Takeo Yamaguchi was born on November 23, 1902, in Seoul. He studied Western painting at the Tokyo Art School at a time when this specialization was becoming increasingly popular for incoming students. His course of study surveyed all the major European avant-garde movements of the previous two decades, and Cubism, in particular, struck Yamaguchi for its reduction of painting to a flat, monochromatic expanse. When he graduated in 1927, Yamaguchi moved to Paris and continued to study avant-garde European painting.
He returned to Tokyo in 1931, where the same specializations found at the Tokyo Art School governed artistic practice more broadly. Artists were categorized as either Western or Japanese painters, with a number of splinter groups arising from this major divide. Yamaguchi became associated with the group Nika-kai, or Second-Section Society. Formed in 1914, it opposed the official Japanese government salon, which was organized into three sections—Japanese-style painting, Western-style painting, and sculpture. Nika-kai artists protested not because of the divisions, but because of the associations they produced: Nika-kai did not advocate all Western-influenced painting, but rather an avant-garde dedication to experimentation and abstraction, and therefore came to be one of the most innovative movements in the history of modern Japanese painting. The group appealed to Yamaguchi, who on returning to Tokyo from Paris sought a more permissive environment in which to continue painting. During World War II and the Allied occupation of Japan, however, the development of avant-garde art in Japan waned to a point of nonexistence.
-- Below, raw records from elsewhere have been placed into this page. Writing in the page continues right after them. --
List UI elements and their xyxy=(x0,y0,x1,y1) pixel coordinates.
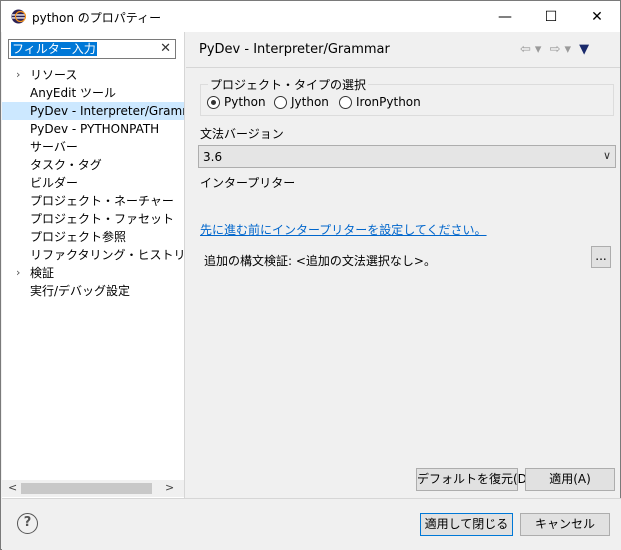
category-pane: フィルター入力 ✕ › リソース AnyEdit ツール PyDev - Interp… xyxy=(2,32,185,498)
scroll-right-icon[interactable]: > xyxy=(165,481,174,494)
tree-item-label: リファクタリング・ヒストリー xyxy=(30,248,184,262)
filter-input[interactable]: フィルター入力 ✕ xyxy=(8,39,176,59)
radio-python[interactable]: Python xyxy=(207,95,266,109)
scrollbar-thumb[interactable] xyxy=(21,483,152,494)
grammar-version-select[interactable]: 3.6 ∨ xyxy=(198,145,616,168)
radio-indicator xyxy=(274,95,287,109)
tree-item[interactable]: プロジェクト・ファセット xyxy=(2,210,184,228)
chevron-right-icon[interactable]: › xyxy=(16,264,20,282)
interpreter-label: インタープリター xyxy=(200,176,296,190)
chevron-down-icon: ∨ xyxy=(602,149,611,162)
tree-item-label: リソース xyxy=(30,68,78,82)
apply-and-close-button[interactable]: 適用して閉じる xyxy=(420,513,513,536)
tree-item[interactable]: リファクタリング・ヒストリー xyxy=(2,246,184,264)
properties-dialog: python のプロパティー — ☐ ✕ フィルター入力 ✕ › リソース AnyE… xyxy=(0,0,621,550)
page-navigation: ⇦ ▾ ⇨ ▾ ▼ xyxy=(520,42,593,57)
dialog-footer: ? 適用して閉じる キャンセル xyxy=(2,498,621,550)
project-type-group: プロジェクト・タイプの選択 Python Jython IronPython xyxy=(200,76,614,116)
tree-item-label: プロジェクト参照 xyxy=(30,230,127,244)
radio-ironpython[interactable]: IronPython xyxy=(339,95,421,109)
tree-item[interactable]: プロジェクト参照 xyxy=(2,228,184,246)
restore-defaults-button[interactable]: デフォルトを復元(D) xyxy=(416,468,532,491)
extra-syntax-label: 追加の構文検証: <追加の文法選択なし>。 xyxy=(204,254,436,268)
radio-label: Python xyxy=(224,95,266,109)
grammar-version-label: 文法バージョン xyxy=(200,127,284,141)
tree-item-label: PyDev - PYTHONPATH xyxy=(30,122,160,136)
grammar-version-value: 3.6 xyxy=(203,150,223,164)
radio-jython[interactable]: Jython xyxy=(274,95,329,109)
tree-item[interactable]: サーバー xyxy=(2,138,184,156)
tree-item-label: サーバー xyxy=(30,140,78,154)
view-menu-icon[interactable]: ▼ xyxy=(579,42,589,57)
chevron-right-icon[interactable]: › xyxy=(16,66,20,84)
category-tree: › リソース AnyEdit ツール PyDev - Interpreter/Gram… xyxy=(2,66,184,480)
tree-item[interactable]: AnyEdit ツール xyxy=(2,84,184,102)
tree-item[interactable]: › 検証 xyxy=(2,264,184,282)
title-bar: python のプロパティー — ☐ ✕ xyxy=(1,1,620,32)
tree-item-label: ビルダー xyxy=(30,176,79,190)
page-header: PyDev - Interpreter/Grammar ⇦ ▾ ⇨ ▾ ▼ xyxy=(186,32,620,67)
tree-item[interactable]: PyDev - Interpreter/Gramma xyxy=(2,102,184,120)
tree-item[interactable]: タスク・タグ xyxy=(2,156,184,174)
tree-item-label: AnyEdit ツール xyxy=(30,86,116,100)
window-title: python のプロパティー xyxy=(32,11,162,25)
cancel-button[interactable]: キャンセル xyxy=(520,513,610,536)
apply-button[interactable]: 適用(A) xyxy=(525,468,615,491)
horizontal-scrollbar[interactable]: < > xyxy=(2,480,184,497)
tree-item-label: 実行/デバッグ設定 xyxy=(30,284,131,298)
radio-indicator xyxy=(207,95,220,109)
radio-indicator xyxy=(339,95,352,109)
tree-item-label: 検証 xyxy=(30,266,55,280)
tree-item[interactable]: 実行/デバッグ設定 xyxy=(2,282,184,300)
radio-label: Jython xyxy=(291,95,329,109)
radio-label: IronPython xyxy=(356,95,421,109)
minimize-button[interactable]: — xyxy=(482,1,528,32)
filter-input-text: フィルター入力 xyxy=(11,42,97,56)
tree-item-label: プロジェクト・ファセット xyxy=(30,212,175,226)
tree-item-label: PyDev - Interpreter/Gramma xyxy=(30,104,184,118)
tree-item[interactable]: プロジェクト・ネーチャー xyxy=(2,192,184,210)
eclipse-icon xyxy=(11,9,26,24)
page-content: プロジェクト・タイプの選択 Python Jython IronPython 文… xyxy=(186,68,620,498)
extra-syntax-browse-button[interactable]: ... xyxy=(591,246,611,268)
back-arrow-icon[interactable]: ⇦ xyxy=(520,42,531,57)
project-type-legend: プロジェクト・タイプの選択 xyxy=(208,76,369,93)
help-icon[interactable]: ? xyxy=(17,513,38,534)
configure-interpreter-link[interactable]: 先に進む前にインタープリターを設定してください。 xyxy=(200,221,487,238)
page-title: PyDev - Interpreter/Grammar xyxy=(199,42,390,57)
scroll-left-icon[interactable]: < xyxy=(8,481,17,494)
tree-item-label: タスク・タグ xyxy=(30,158,102,172)
tree-item-label: プロジェクト・ネーチャー xyxy=(30,194,174,208)
tree-item[interactable]: › リソース xyxy=(2,66,184,84)
forward-dropdown-icon[interactable]: ▾ xyxy=(564,42,571,57)
close-button[interactable]: ✕ xyxy=(574,1,620,32)
maximize-button[interactable]: ☐ xyxy=(528,1,574,32)
forward-arrow-icon[interactable]: ⇨ xyxy=(550,42,561,57)
back-dropdown-icon[interactable]: ▾ xyxy=(535,42,542,57)
tree-item[interactable]: PyDev - PYTHONPATH xyxy=(2,120,184,138)
clear-filter-icon[interactable]: ✕ xyxy=(160,41,171,56)
tree-item[interactable]: ビルダー xyxy=(2,174,184,192)
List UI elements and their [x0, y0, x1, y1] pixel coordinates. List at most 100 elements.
By the mid-1950s, the avant-garde had reemerged and Yamaguchi found his mature style. He combined the two major postwar European painting trends—Art Informel, with its thick, impasto brushstrokes, and the monochrome, with its concern for purity in painting. This combination spawned an acute sensitivity to the color, texture, and materiality of painting and moved Yamaguchi far beyond the play of depth found in Cubism. His work began to focus almost exclusively on the flatness of the canvas, which made his work attractive to Western audiences, who had become accustomed to Minimalism and Post-painterly abstraction in the 1960s. His 1969 show at the Nihonbashi Gallery, New York, for example, combined Minimalism and Conceptual art in its exhibition of 15 red monochromes simply numbered 1 through 15 along with their dimensions.
Yamaguchi's work was featured in the So Paulo Biennial (1955, 1963); Japan Pavilion, Venice Biennale (1956); Guggenheim International Award exhibition, Guggenheim Museum (1958); and The New Japanese Painting and Sculpture, Museum of Modern Art, New York (1964). He had solo shows at the Minami Gallery, Tokyo (1961, 1965, 1968, 1972, 1975), and at Nihonbashi Gallery, the first Japanese gallery established in New York (1963). Yamaguchi died on April 27, 1983, in Tokyo.